In an interview with MaltaToday, Justice Minister Chris Said confirmed that the draft law on cohabitation which was first proposed by the Nationalist Party in 1998 but never enacted, will include a legal framework for civil partnerships for same sex partners.

Said announced that public consultation on the new law will start following approval of the cabinet and the PN's parliamentary group.
Said has made it clear that he does not intend to create a law which treats same-sex couples in the same way it treats brothers or sisters who live together in the same household.
But the minister was evasive when asked whether he will opt for the British model of civil partnerships, which gives same-sex couples exactly the same rights as married couples.
According to Said the new law will be limited to establishing "basic rights and obligations entailed in a civil partnership", but he does not exclude extending these rights.

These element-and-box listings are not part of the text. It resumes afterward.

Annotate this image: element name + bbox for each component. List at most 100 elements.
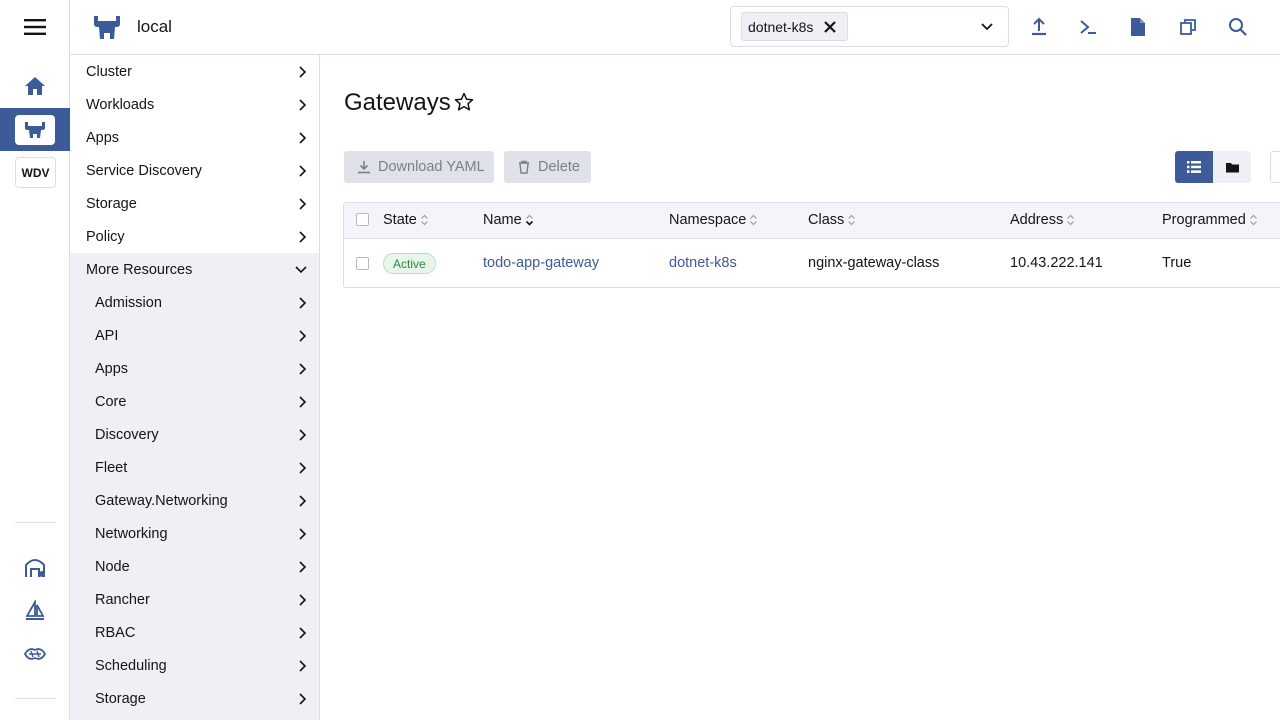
extensions-button[interactable]	[0, 550, 70, 586]
nav-apps[interactable]: Apps	[70, 121, 319, 154]
column-label: State	[383, 212, 417, 228]
address-cell: 10.43.222.141	[1010, 255, 1103, 271]
sort-icon	[750, 214, 758, 226]
nav-label: Storage	[95, 690, 146, 707]
namespace-filter-select[interactable]: dotnet-k8s	[730, 6, 1009, 47]
nav-sub-gateway-networking[interactable]: Gateway.Networking	[70, 484, 319, 517]
namespace-chip: dotnet-k8s	[741, 12, 848, 41]
nav-sub-api[interactable]: API	[70, 319, 319, 352]
resource-search-button[interactable]	[1227, 16, 1249, 38]
nav-label: Rancher	[95, 591, 150, 608]
column-header-address[interactable]: Address	[1010, 212, 1075, 228]
nav-label: Discovery	[95, 426, 159, 443]
programmed-cell: True	[1162, 255, 1192, 271]
nav-sub-networking[interactable]: Networking	[70, 517, 319, 550]
nav-label: More Resources	[86, 261, 193, 278]
nav-service-discovery[interactable]: Service Discovery	[70, 154, 319, 187]
nav-sub-scheduling[interactable]: Scheduling	[70, 649, 319, 682]
select-all-checkbox[interactable]	[356, 213, 369, 226]
chevron-right-icon	[299, 66, 307, 78]
cluster-bull-icon	[25, 121, 45, 138]
group-by-namespace-button[interactable]	[1213, 151, 1251, 183]
nav-label: Policy	[86, 228, 125, 245]
folder-icon	[1225, 162, 1239, 172]
namespace-chip-label: dotnet-k8s	[748, 18, 814, 35]
local-cluster-button[interactable]	[0, 108, 70, 151]
nav-label: Service Discovery	[86, 162, 203, 179]
column-label: Namespace	[669, 212, 747, 228]
wings-icon	[23, 648, 47, 660]
kubectl-shell-button[interactable]	[1077, 16, 1099, 38]
gateways-table: State Name Namespace Class Address Progr…	[343, 202, 1280, 288]
nav-sub-fleet[interactable]: Fleet	[70, 451, 319, 484]
column-header-class[interactable]: Class	[808, 212, 856, 228]
gateway-class-cell: nginx-gateway-class	[808, 255, 940, 271]
nav-sub-core[interactable]: Core	[70, 385, 319, 418]
nav-sub-rancher[interactable]: Rancher	[70, 583, 319, 616]
home-button[interactable]	[0, 64, 70, 108]
sort-descending-icon	[525, 214, 533, 226]
nav-workloads[interactable]: Workloads	[70, 88, 319, 121]
column-header-programmed[interactable]: Programmed	[1162, 212, 1258, 228]
top-header: local dotnet-k8s	[70, 0, 1280, 55]
nav-sub-discovery[interactable]: Discovery	[70, 418, 319, 451]
sort-icon	[1249, 214, 1257, 226]
column-header-name[interactable]: Name	[483, 212, 534, 228]
nav-label: API	[95, 327, 119, 344]
nav-cluster[interactable]: Cluster	[70, 55, 319, 88]
nav-sub-rbac[interactable]: RBAC	[70, 616, 319, 649]
copy-kubeconfig-button[interactable]	[1177, 16, 1199, 38]
download-kubeconfig-button[interactable]	[1127, 16, 1149, 38]
nav-label: Storage	[86, 195, 137, 212]
nav-sub-node[interactable]: Node	[70, 550, 319, 583]
gateway-name-link[interactable]: todo-app-gateway	[483, 255, 599, 271]
chevron-right-icon	[299, 132, 307, 144]
cluster-logo-icon	[94, 16, 120, 39]
nav-label: RBAC	[95, 624, 136, 641]
terminal-icon	[1080, 20, 1096, 34]
rancher-barn-icon	[25, 559, 45, 577]
trash-icon	[519, 160, 529, 174]
nav-label: Apps	[95, 360, 129, 377]
file-icon	[1131, 18, 1145, 36]
chevron-right-icon	[299, 363, 307, 375]
nav-sub-storage[interactable]: Storage	[70, 682, 319, 715]
chevron-right-icon	[299, 165, 307, 177]
chevron-right-icon	[299, 660, 307, 672]
nav-sub-admission[interactable]: Admission	[70, 286, 319, 319]
nav-storage[interactable]: Storage	[70, 187, 319, 220]
nav-more-resources[interactable]: More Resources	[70, 253, 319, 286]
star-favorite-icon[interactable]	[454, 92, 474, 112]
hamburger-menu-button[interactable]	[0, 0, 70, 54]
list-icon	[1187, 161, 1201, 173]
nav-label: Admission	[95, 294, 162, 311]
cluster-name: local	[137, 17, 172, 36]
chevron-right-icon	[299, 627, 307, 639]
table-header: State Name Namespace Class Address Progr…	[344, 203, 1280, 239]
namespace-link[interactable]: dotnet-k8s	[669, 255, 737, 271]
chevron-right-icon	[299, 231, 307, 243]
sailboat-icon	[25, 600, 45, 620]
apps-marketplace-button[interactable]	[0, 636, 70, 672]
chevron-right-icon	[299, 330, 307, 342]
column-header-state[interactable]: State	[383, 212, 429, 228]
nav-label: Node	[95, 558, 130, 575]
chevron-right-icon	[299, 594, 307, 606]
nav-sub-apps[interactable]: Apps	[70, 352, 319, 385]
menu-icon	[24, 19, 46, 35]
column-label: Programmed	[1162, 212, 1246, 228]
filter-input-edge[interactable]	[1270, 151, 1280, 183]
wdv-cluster-button[interactable]: WDV	[15, 157, 56, 188]
download-yaml-button[interactable]: Download YAML	[344, 151, 494, 183]
table-row: Active todo-app-gateway dotnet-k8s nginx…	[344, 239, 1280, 287]
import-yaml-button[interactable]	[1028, 16, 1050, 38]
remove-namespace-icon[interactable]	[823, 20, 837, 34]
sort-icon	[848, 214, 856, 226]
chevron-right-icon	[299, 495, 307, 507]
nav-policy[interactable]: Policy	[70, 220, 319, 253]
flat-list-view-button[interactable]	[1175, 151, 1213, 183]
column-header-namespace[interactable]: Namespace	[669, 212, 758, 228]
row-checkbox[interactable]	[356, 257, 369, 270]
fleet-button[interactable]	[0, 593, 70, 629]
delete-button[interactable]: Delete	[504, 151, 591, 183]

"The end result will reflect the feedback we receive from stake holders and the general public after the draft bill is published."
As regards IVF, which has been the subject of three reports issued by two parliamentary committees in two different legislatures, the draft law has been finalised "and will be shortly discussed in the cabinet before being submitted to parliament."
He also revealed that the new law will seek to avoid the destruction of embryos, and freezing will only be permitted in exceptional circumstances.
The government is looking positively at medical advancements in the field which have made it possible to freeze unfertilised ova (eggs) instead of fertilised embryos a process known as oocyte vitrification.
Commenting on Bishop Mario Grech's condemnation of IVF in a recent homily, Said insisted that politicians have to give due weight to the Catholic church's position but ultimately have to "see what is right for the general good of the country."
While insisting that the government's intention is simply that of regulating something which is already legal, he recognised that "IVF can give couples who cannot have children otherwise the greatest gift in life; children."
Chris Said also expressed his agreement with a comprehensive reform of the justice system especially with regards to the appointment of magistrates and judges who are currently appointed by the government of the day.
Said wants to explore different models for the appointment of judges before pronouncing himself on an alternative model. "I want to discuss this reform with the opposition and am currently consulting with different stakeholders in this sector".
Chris Said also thinks that Nationalist MP Franco Debono's proposal to separate the Attorney General role as a prosecutor from that of the government's legal advisor is valid and should be discussed. "We have a system in which one person is occupying two different roles... We have to consider whether the time has come to change it."